Critique : M. Butterfly

Sébastien de Sainte Croix | 9 décembre 2005
Sébastien de Sainte Croix | 9 décembre 2005

Film méconnu de Cronenberg, M Butterfly n'en est pas pour autant un film mineur du réalisateur qui s'empare ici d'une piece de théâtre connu tirée d'un fait divers ahurissant relatant les amours d'un diplomate français avec une chanteuse chinoise (en fait un homme chargé de récolter des informations pour son gouvernement). Le M du titre pourrait tout aussi bien être l'abréviation de mister ou miss, quant au papillon en question c'est bien de la transformation d'un homme en femme qu'il s'agit. Ou plutôt de la perception idéalisée qu'un homme peut se faire d'une femme, d'une relation ou d'un pays, jusqu'à en arriver à nier la nature profonde de cet être ou de ce continent.
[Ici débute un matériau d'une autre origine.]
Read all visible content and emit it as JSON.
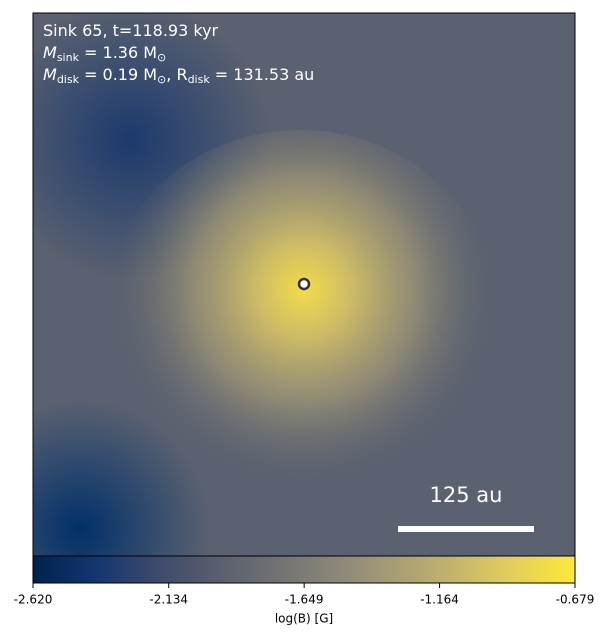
{
  "chart_data": {
    "type": "image",
    "annotations": [
      [
        {
          "t": "Sink 65, t=118.93 kyr"
        }
      ],
      [
        {
          "t": "M"
        },
        {
          "t": "sink",
          "sub": true
        },
        {
          "t": " = 1.36 M"
        },
        {
          "t": "⊙",
          "sub": true
        }
      ],
      [
        {
          "t": "M"
        },
        {
          "t": "disk",
          "sub": true
        },
        {
          "t": " = 0.19 M"
        },
        {
          "t": "⊙",
          "sub": true
        },
        {
          "t": ", R"
        },
        {
          "t": "disk",
          "sub": true
        },
        {
          "t": " = 131.53 au"
        }
      ]
    ],
    "scale_bar_label": "125 au",
    "colorbar": {
      "label": "log(B) [G]",
      "clim": [
        -2.62,
        -0.679
      ],
      "ticks": [
        {
          "value": -2.62,
          "label": "-2.620"
        },
        -2.134,
        -1.649,
        -1.164,
        -0.679
      ],
      "colors": [
        "#00224e",
        "#123570",
        "#3b496c",
        "#575d6d",
        "#707173",
        "#8a8678",
        "#a69d75",
        "#c4b56c",
        "#e4cf5b",
        "#fee838"
      ]
    }
  }
}
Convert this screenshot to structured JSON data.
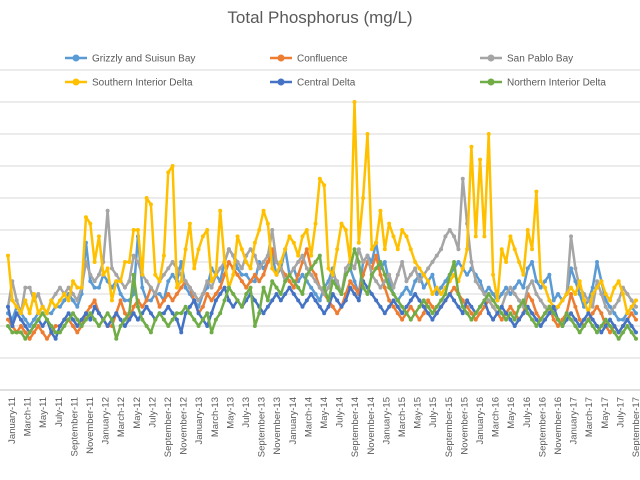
{
  "chart_data": {
    "type": "line",
    "title": "Total Phosphorus (mg/L)",
    "xlabel": "",
    "ylabel": "",
    "ylim": [
      0,
      0.5
    ],
    "y_gridlines": [
      0.05,
      0.1,
      0.15,
      0.2,
      0.25,
      0.3,
      0.35,
      0.4,
      0.45,
      0.5
    ],
    "y_tick_labels_shown": false,
    "x_tick_labels": [
      "January-11",
      "March-11",
      "May-11",
      "July-11",
      "September-11",
      "November-11",
      "January-12",
      "March-12",
      "May-12",
      "July-12",
      "September-12",
      "November-12",
      "January-13",
      "March-13",
      "May-13",
      "July-13",
      "September-13",
      "November-13",
      "January-14",
      "March-14",
      "May-14",
      "July-14",
      "September-14",
      "November-14",
      "January-15",
      "March-15",
      "May-15",
      "July-15",
      "September-15",
      "November-15",
      "January-16",
      "March-16",
      "May-16",
      "July-16",
      "September-16",
      "November-16",
      "January-17",
      "March-17",
      "May-17",
      "July-17",
      "September-17"
    ],
    "legend_position": "top",
    "grid": true,
    "series": [
      {
        "name": "Grizzly and Suisun Bay",
        "color": "#5B9BD5",
        "values": [
          0.12,
          0.11,
          0.13,
          0.12,
          0.11,
          0.1,
          0.11,
          0.12,
          0.13,
          0.12,
          0.12,
          0.13,
          0.13,
          0.14,
          0.15,
          0.14,
          0.13,
          0.15,
          0.23,
          0.17,
          0.16,
          0.16,
          0.18,
          0.17,
          0.16,
          0.17,
          0.15,
          0.14,
          0.14,
          0.15,
          0.24,
          0.16,
          0.14,
          0.14,
          0.15,
          0.15,
          0.14,
          0.17,
          0.18,
          0.17,
          0.2,
          0.16,
          0.15,
          0.14,
          0.13,
          0.15,
          0.16,
          0.19,
          0.18,
          0.17,
          0.2,
          0.22,
          0.21,
          0.19,
          0.18,
          0.18,
          0.17,
          0.17,
          0.2,
          0.19,
          0.2,
          0.21,
          0.18,
          0.19,
          0.22,
          0.18,
          0.19,
          0.17,
          0.18,
          0.17,
          0.16,
          0.15,
          0.14,
          0.16,
          0.17,
          0.19,
          0.16,
          0.15,
          0.18,
          0.19,
          0.17,
          0.15,
          0.2,
          0.21,
          0.2,
          0.23,
          0.19,
          0.2,
          0.17,
          0.15,
          0.14,
          0.15,
          0.16,
          0.15,
          0.17,
          0.18,
          0.16,
          0.17,
          0.18,
          0.15,
          0.16,
          0.17,
          0.18,
          0.19,
          0.2,
          0.19,
          0.18,
          0.19,
          0.18,
          0.17,
          0.15,
          0.16,
          0.15,
          0.14,
          0.15,
          0.16,
          0.15,
          0.16,
          0.17,
          0.16,
          0.19,
          0.2,
          0.17,
          0.16,
          0.17,
          0.18,
          0.14,
          0.15,
          0.14,
          0.15,
          0.19,
          0.17,
          0.15,
          0.13,
          0.14,
          0.16,
          0.2,
          0.17,
          0.14,
          0.13,
          0.12,
          0.11,
          0.11,
          0.12,
          0.13,
          0.12
        ]
      },
      {
        "name": "Confluence",
        "color": "#ED7D31",
        "values": [
          0.11,
          0.1,
          0.09,
          0.1,
          0.09,
          0.08,
          0.09,
          0.1,
          0.09,
          0.08,
          0.09,
          0.1,
          0.1,
          0.11,
          0.11,
          0.1,
          0.09,
          0.1,
          0.12,
          0.13,
          0.14,
          0.12,
          0.11,
          0.1,
          0.1,
          0.12,
          0.14,
          0.12,
          0.11,
          0.13,
          0.14,
          0.13,
          0.14,
          0.16,
          0.15,
          0.13,
          0.14,
          0.15,
          0.14,
          0.15,
          0.16,
          0.17,
          0.16,
          0.14,
          0.12,
          0.13,
          0.15,
          0.14,
          0.15,
          0.16,
          0.18,
          0.2,
          0.19,
          0.18,
          0.17,
          0.16,
          0.17,
          0.18,
          0.17,
          0.18,
          0.2,
          0.22,
          0.2,
          0.19,
          0.18,
          0.17,
          0.16,
          0.18,
          0.2,
          0.22,
          0.19,
          0.18,
          0.16,
          0.15,
          0.14,
          0.13,
          0.12,
          0.13,
          0.15,
          0.17,
          0.16,
          0.15,
          0.18,
          0.2,
          0.19,
          0.21,
          0.18,
          0.16,
          0.14,
          0.13,
          0.12,
          0.11,
          0.12,
          0.13,
          0.12,
          0.11,
          0.12,
          0.14,
          0.13,
          0.12,
          0.13,
          0.14,
          0.15,
          0.16,
          0.15,
          0.14,
          0.13,
          0.12,
          0.11,
          0.12,
          0.13,
          0.14,
          0.13,
          0.12,
          0.11,
          0.12,
          0.13,
          0.12,
          0.11,
          0.12,
          0.15,
          0.14,
          0.12,
          0.11,
          0.12,
          0.13,
          0.11,
          0.1,
          0.11,
          0.12,
          0.15,
          0.13,
          0.11,
          0.1,
          0.11,
          0.12,
          0.13,
          0.12,
          0.1,
          0.09,
          0.1,
          0.09,
          0.1,
          0.11,
          0.12,
          0.11
        ]
      },
      {
        "name": "San Pablo Bay",
        "color": "#A5A5A5",
        "values": [
          0.13,
          0.17,
          0.14,
          0.12,
          0.16,
          0.16,
          0.14,
          0.15,
          0.13,
          0.12,
          0.14,
          0.15,
          0.16,
          0.15,
          0.16,
          0.15,
          0.14,
          0.16,
          0.2,
          0.18,
          0.17,
          0.18,
          0.2,
          0.28,
          0.19,
          0.18,
          0.17,
          0.16,
          0.17,
          0.21,
          0.2,
          0.18,
          0.17,
          0.16,
          0.15,
          0.17,
          0.18,
          0.19,
          0.2,
          0.19,
          0.18,
          0.17,
          0.16,
          0.15,
          0.14,
          0.15,
          0.17,
          0.16,
          0.18,
          0.19,
          0.2,
          0.22,
          0.21,
          0.2,
          0.19,
          0.21,
          0.22,
          0.21,
          0.19,
          0.2,
          0.21,
          0.25,
          0.2,
          0.19,
          0.17,
          0.18,
          0.19,
          0.2,
          0.21,
          0.19,
          0.18,
          0.17,
          0.16,
          0.15,
          0.16,
          0.18,
          0.17,
          0.15,
          0.19,
          0.2,
          0.19,
          0.22,
          0.2,
          0.21,
          0.18,
          0.17,
          0.16,
          0.17,
          0.18,
          0.16,
          0.18,
          0.2,
          0.17,
          0.18,
          0.19,
          0.17,
          0.18,
          0.19,
          0.2,
          0.21,
          0.22,
          0.24,
          0.25,
          0.24,
          0.22,
          0.33,
          0.26,
          0.2,
          0.17,
          0.16,
          0.15,
          0.14,
          0.13,
          0.12,
          0.13,
          0.15,
          0.16,
          0.15,
          0.14,
          0.13,
          0.16,
          0.17,
          0.15,
          0.14,
          0.13,
          0.12,
          0.12,
          0.13,
          0.14,
          0.15,
          0.24,
          0.19,
          0.16,
          0.15,
          0.14,
          0.13,
          0.17,
          0.15,
          0.13,
          0.12,
          0.13,
          0.14,
          0.16,
          0.15,
          0.14,
          0.13
        ]
      },
      {
        "name": "Southern Interior Delta",
        "color": "#FFC000",
        "values": [
          0.21,
          0.14,
          0.13,
          0.12,
          0.14,
          0.12,
          0.15,
          0.12,
          0.13,
          0.12,
          0.14,
          0.13,
          0.14,
          0.15,
          0.14,
          0.17,
          0.16,
          0.16,
          0.27,
          0.26,
          0.2,
          0.24,
          0.18,
          0.19,
          0.14,
          0.17,
          0.17,
          0.2,
          0.2,
          0.25,
          0.25,
          0.18,
          0.3,
          0.29,
          0.18,
          0.17,
          0.21,
          0.34,
          0.35,
          0.16,
          0.17,
          0.22,
          0.26,
          0.19,
          0.22,
          0.24,
          0.25,
          0.17,
          0.18,
          0.28,
          0.2,
          0.16,
          0.18,
          0.24,
          0.22,
          0.2,
          0.19,
          0.23,
          0.25,
          0.28,
          0.26,
          0.19,
          0.18,
          0.2,
          0.22,
          0.24,
          0.23,
          0.21,
          0.24,
          0.25,
          0.21,
          0.26,
          0.33,
          0.32,
          0.19,
          0.18,
          0.22,
          0.26,
          0.25,
          0.2,
          0.45,
          0.23,
          0.3,
          0.4,
          0.22,
          0.23,
          0.28,
          0.22,
          0.26,
          0.24,
          0.22,
          0.25,
          0.24,
          0.22,
          0.2,
          0.19,
          0.18,
          0.17,
          0.15,
          0.16,
          0.15,
          0.16,
          0.17,
          0.18,
          0.17,
          0.19,
          0.22,
          0.38,
          0.24,
          0.36,
          0.24,
          0.4,
          0.18,
          0.14,
          0.22,
          0.2,
          0.24,
          0.22,
          0.2,
          0.18,
          0.25,
          0.22,
          0.31,
          0.17,
          0.16,
          0.14,
          0.13,
          0.13,
          0.14,
          0.15,
          0.16,
          0.15,
          0.17,
          0.14,
          0.12,
          0.15,
          0.16,
          0.17,
          0.15,
          0.14,
          0.16,
          0.17,
          0.15,
          0.12,
          0.13,
          0.14
        ]
      },
      {
        "name": "Central Delta",
        "color": "#4472C4",
        "values": [
          0.13,
          0.1,
          0.12,
          0.11,
          0.1,
          0.09,
          0.1,
          0.11,
          0.1,
          0.11,
          0.09,
          0.08,
          0.1,
          0.11,
          0.12,
          0.11,
          0.1,
          0.11,
          0.12,
          0.11,
          0.13,
          0.12,
          0.11,
          0.1,
          0.11,
          0.12,
          0.11,
          0.1,
          0.11,
          0.12,
          0.11,
          0.12,
          0.13,
          0.12,
          0.11,
          0.12,
          0.12,
          0.13,
          0.12,
          0.11,
          0.09,
          0.12,
          0.13,
          0.14,
          0.12,
          0.11,
          0.1,
          0.12,
          0.14,
          0.15,
          0.16,
          0.14,
          0.13,
          0.14,
          0.13,
          0.14,
          0.15,
          0.14,
          0.13,
          0.12,
          0.13,
          0.14,
          0.15,
          0.14,
          0.15,
          0.16,
          0.15,
          0.14,
          0.13,
          0.14,
          0.15,
          0.14,
          0.13,
          0.12,
          0.13,
          0.15,
          0.14,
          0.13,
          0.14,
          0.16,
          0.15,
          0.14,
          0.17,
          0.16,
          0.15,
          0.14,
          0.13,
          0.12,
          0.13,
          0.14,
          0.13,
          0.12,
          0.13,
          0.14,
          0.15,
          0.14,
          0.13,
          0.12,
          0.11,
          0.12,
          0.13,
          0.14,
          0.15,
          0.14,
          0.13,
          0.12,
          0.14,
          0.13,
          0.12,
          0.13,
          0.14,
          0.12,
          0.11,
          0.12,
          0.13,
          0.12,
          0.11,
          0.1,
          0.11,
          0.12,
          0.13,
          0.12,
          0.11,
          0.1,
          0.11,
          0.12,
          0.13,
          0.11,
          0.1,
          0.11,
          0.12,
          0.11,
          0.1,
          0.11,
          0.12,
          0.11,
          0.1,
          0.09,
          0.1,
          0.11,
          0.1,
          0.09,
          0.1,
          0.11,
          0.1,
          0.09
        ]
      },
      {
        "name": "Northern Interior Delta",
        "color": "#70AD47",
        "values": [
          0.1,
          0.09,
          0.09,
          0.09,
          0.08,
          0.09,
          0.1,
          0.11,
          0.12,
          0.11,
          0.1,
          0.09,
          0.09,
          0.1,
          0.11,
          0.12,
          0.11,
          0.1,
          0.11,
          0.12,
          0.11,
          0.1,
          0.11,
          0.12,
          0.11,
          0.08,
          0.1,
          0.11,
          0.12,
          0.18,
          0.13,
          0.11,
          0.1,
          0.09,
          0.11,
          0.12,
          0.11,
          0.1,
          0.11,
          0.12,
          0.12,
          0.13,
          0.12,
          0.11,
          0.1,
          0.11,
          0.12,
          0.09,
          0.11,
          0.12,
          0.14,
          0.16,
          0.15,
          0.14,
          0.13,
          0.15,
          0.16,
          0.1,
          0.12,
          0.16,
          0.14,
          0.17,
          0.16,
          0.15,
          0.17,
          0.18,
          0.17,
          0.16,
          0.15,
          0.18,
          0.19,
          0.2,
          0.21,
          0.16,
          0.14,
          0.17,
          0.16,
          0.15,
          0.18,
          0.19,
          0.22,
          0.2,
          0.16,
          0.15,
          0.18,
          0.19,
          0.2,
          0.18,
          0.16,
          0.15,
          0.14,
          0.13,
          0.12,
          0.11,
          0.12,
          0.13,
          0.14,
          0.13,
          0.12,
          0.13,
          0.14,
          0.15,
          0.18,
          0.2,
          0.15,
          0.13,
          0.12,
          0.11,
          0.12,
          0.13,
          0.14,
          0.15,
          0.14,
          0.13,
          0.12,
          0.11,
          0.12,
          0.11,
          0.13,
          0.14,
          0.12,
          0.11,
          0.1,
          0.11,
          0.12,
          0.13,
          0.12,
          0.11,
          0.1,
          0.12,
          0.11,
          0.1,
          0.09,
          0.1,
          0.11,
          0.1,
          0.09,
          0.1,
          0.11,
          0.1,
          0.09,
          0.08,
          0.09,
          0.1,
          0.09,
          0.08
        ]
      }
    ]
  }
}
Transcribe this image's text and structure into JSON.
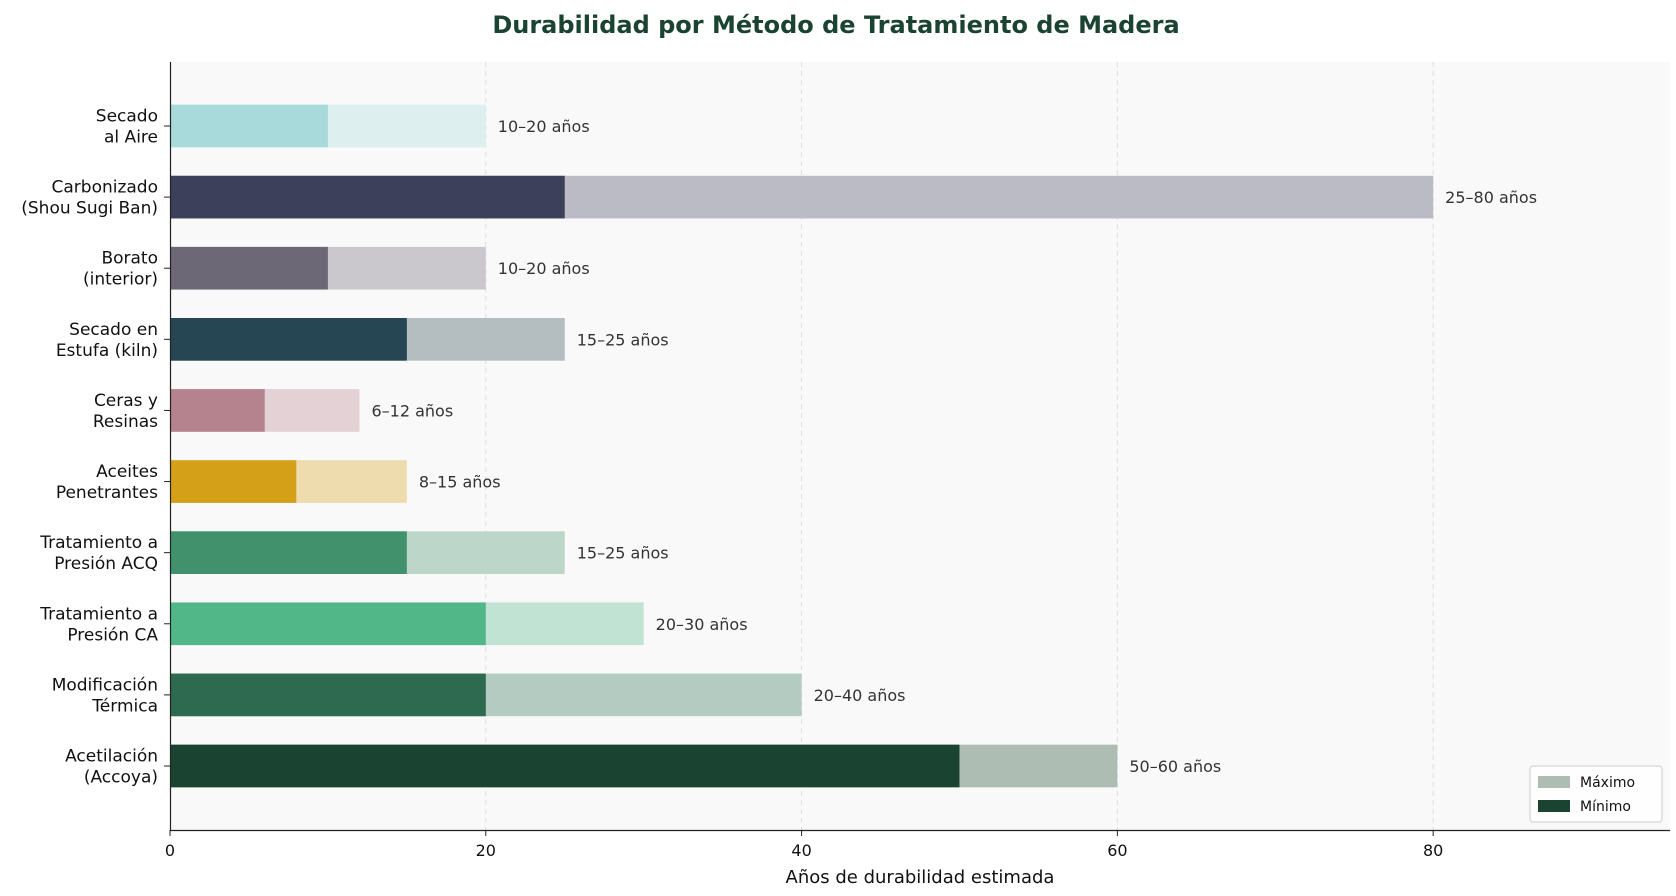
{
  "chart_data": {
    "type": "bar",
    "orientation": "horizontal",
    "title": "Durabilidad por Método de Tratamiento de Madera",
    "xlabel": "Años de durabilidad estimada",
    "ylabel": "",
    "xlim": [
      0,
      95
    ],
    "xticks": [
      0,
      20,
      40,
      60,
      80
    ],
    "grid": "vertical-dashed",
    "legend_position": "bottom-right",
    "colors": {
      "title": "#1b4332",
      "plot_background": "#f9f9f9",
      "grid": "#dddddd"
    },
    "legend": [
      {
        "label": "Máximo",
        "color": "#adbdb4"
      },
      {
        "label": "Mínimo",
        "color": "#1b4332"
      }
    ],
    "categories": [
      {
        "label": [
          "Acetilación",
          "(Accoya)"
        ],
        "min": 50,
        "max": 60,
        "range_label": "50–60 años",
        "color_min": "#1b4332",
        "color_max": "#adbdb4"
      },
      {
        "label": [
          "Modificación",
          "Térmica"
        ],
        "min": 20,
        "max": 40,
        "range_label": "20–40 años",
        "color_min": "#2d6a4f",
        "color_max": "#b4cbc1"
      },
      {
        "label": [
          "Tratamiento a",
          "Presión CA"
        ],
        "min": 20,
        "max": 30,
        "range_label": "20–30 años",
        "color_min": "#52b788",
        "color_max": "#c0e3d3"
      },
      {
        "label": [
          "Tratamiento a",
          "Presión ACQ"
        ],
        "min": 15,
        "max": 25,
        "range_label": "15–25 años",
        "color_min": "#40916c",
        "color_max": "#bcd6c9"
      },
      {
        "label": [
          "Aceites",
          "Penetrantes"
        ],
        "min": 8,
        "max": 15,
        "range_label": "8–15 años",
        "color_min": "#d4a017",
        "color_max": "#eedcaf"
      },
      {
        "label": [
          "Ceras y",
          "Resinas"
        ],
        "min": 6,
        "max": 12,
        "range_label": "6–12 años",
        "color_min": "#b5838d",
        "color_max": "#e3d1d5"
      },
      {
        "label": [
          "Secado en",
          "Estufa (kiln)"
        ],
        "min": 15,
        "max": 25,
        "range_label": "15–25 años",
        "color_min": "#264653",
        "color_max": "#b4bec1"
      },
      {
        "label": [
          "Borato",
          "(interior)"
        ],
        "min": 10,
        "max": 20,
        "range_label": "10–20 años",
        "color_min": "#6d6875",
        "color_max": "#cac8cd"
      },
      {
        "label": [
          "Carbonizado",
          "(Shou Sugi Ban)"
        ],
        "min": 25,
        "max": 80,
        "range_label": "25–80 años",
        "color_min": "#3d405b",
        "color_max": "#bbbbc5"
      },
      {
        "label": [
          "Secado",
          "al Aire"
        ],
        "min": 10,
        "max": 20,
        "range_label": "10–20 años",
        "color_min": "#a8dadc",
        "color_max": "#ddefef"
      }
    ]
  }
}
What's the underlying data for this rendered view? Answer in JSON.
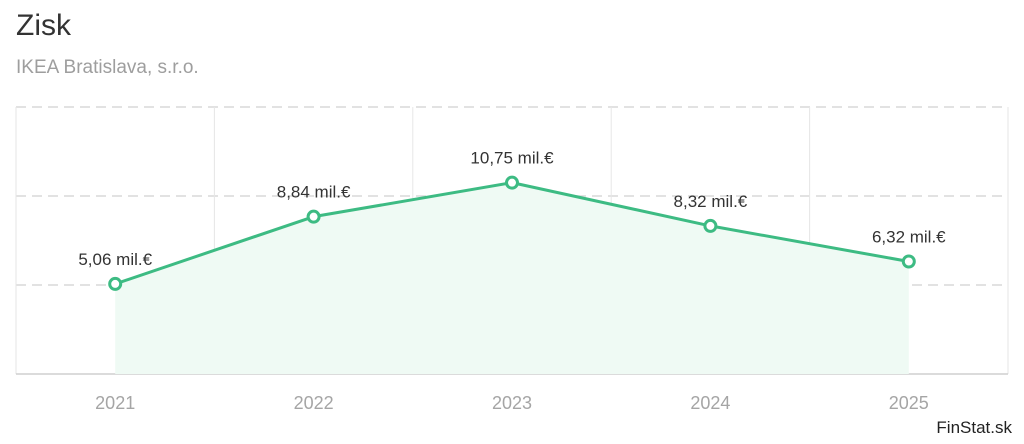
{
  "header": {
    "title": "Zisk",
    "subtitle": "IKEA Bratislava, s.r.o."
  },
  "brand": "FinStat.sk",
  "colors": {
    "line": "#3dbb83",
    "area": "#effaf4",
    "grid": "#d9d9d9",
    "text": "#333333",
    "tick": "#a5a5a5"
  },
  "chart_data": {
    "type": "area",
    "title": "Zisk",
    "subtitle": "IKEA Bratislava, s.r.o.",
    "categories": [
      "2021",
      "2022",
      "2023",
      "2024",
      "2025"
    ],
    "series": [
      {
        "values": [
          5.06,
          8.84,
          10.75,
          8.32,
          6.32
        ],
        "labels": [
          "5,06 mil.€",
          "8,84 mil.€",
          "10,75 mil.€",
          "8,32 mil.€",
          "6,32 mil.€"
        ]
      }
    ],
    "ylim": [
      0,
      15
    ],
    "yticks": [
      5,
      10,
      15
    ],
    "grid": true,
    "legend": "none"
  }
}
Si le film peut s'apparenter un court instant au The Crying game de Neil Jordan pour la surprise de la découverte de l'identité sexuelle d'un des protagonistes, Cronenberg n'essaie même pas ici de travestir Song Liling (John Lone) aux yeux du spectateur ou de René Gallimard (Jeremy Irons). Gallimard tombe amoureux d'une femme et ne cessera d'y croire malgré les mises en garde de ses proches ou les retours à la réalité qu'il niera tant bien que mal.

Déni de réalité poussé à l'extrême, le personnage adopte le même point de vue sur un pays, la Chine, qu'il ne cesse de percevoir comme un idéal, un stéréotype conforme à la vision d'un occidental colonisateur. La vraisemblance - savoir comment un homme a pu ignorer si longtemps le sexe de son partenaire - n'est plus de mise et la beauté du film réside justement dans l'approche que Cronenberg adopte pour nous narrer cette histoire d'amour impossible. Le réalisateur la traite sans aucune ironie vis-à-vis de ses personnages ou de son spectateur : la réalité est présente mais n'empêche pas l'idylle de s'accomplir sous nos yeux, Et Gallimard de plonger plus profondément dans son fantasme allant jusqu'à accepter la paternité d'un enfant né de ses amours.

Étude d'un cas clinique de déni de réalité - d'auto-invention - Gallimard vit à travers cette relation son fantasme ultime (la femme asiatique soumise) malgré les soubresauts historiques qui feront vaciller son fantasme. Gallimard (au même titre que Seth Brundle dans La Mouche ou les jumeaux Mantle dans Faux Semblants) refusera la réalité jusqu'au bout, même face à l'évidence : la confrontation avec Liling habillé en homme dans un car de police en plein Paris secoué par les événements de 1968 et la désillusion de la prise de conscience le poussera logiquement vers le suicide. Seul moyen de nier définitivement le réel pour se rapprocher une denière fois du fantasme (les jumeaux Mantle, séparés, se suicident dans un acte désespéré de retrouver le statut de siamois uni par la chair et l'esprit).

C'est une nouvelle fois le rapport de rivalité entre la chair et l'esprit que David Cronenberg questionne à travers ce cas extrême mais en y injectant une forte dose de romantisme et de romanesque (le seul véritable point faible du film résidant peut-être dans sa reconstitution d'événements historiques - mai 68 par exemple) faisant de M Butterfly son film le plus émouvant avec La Mouche.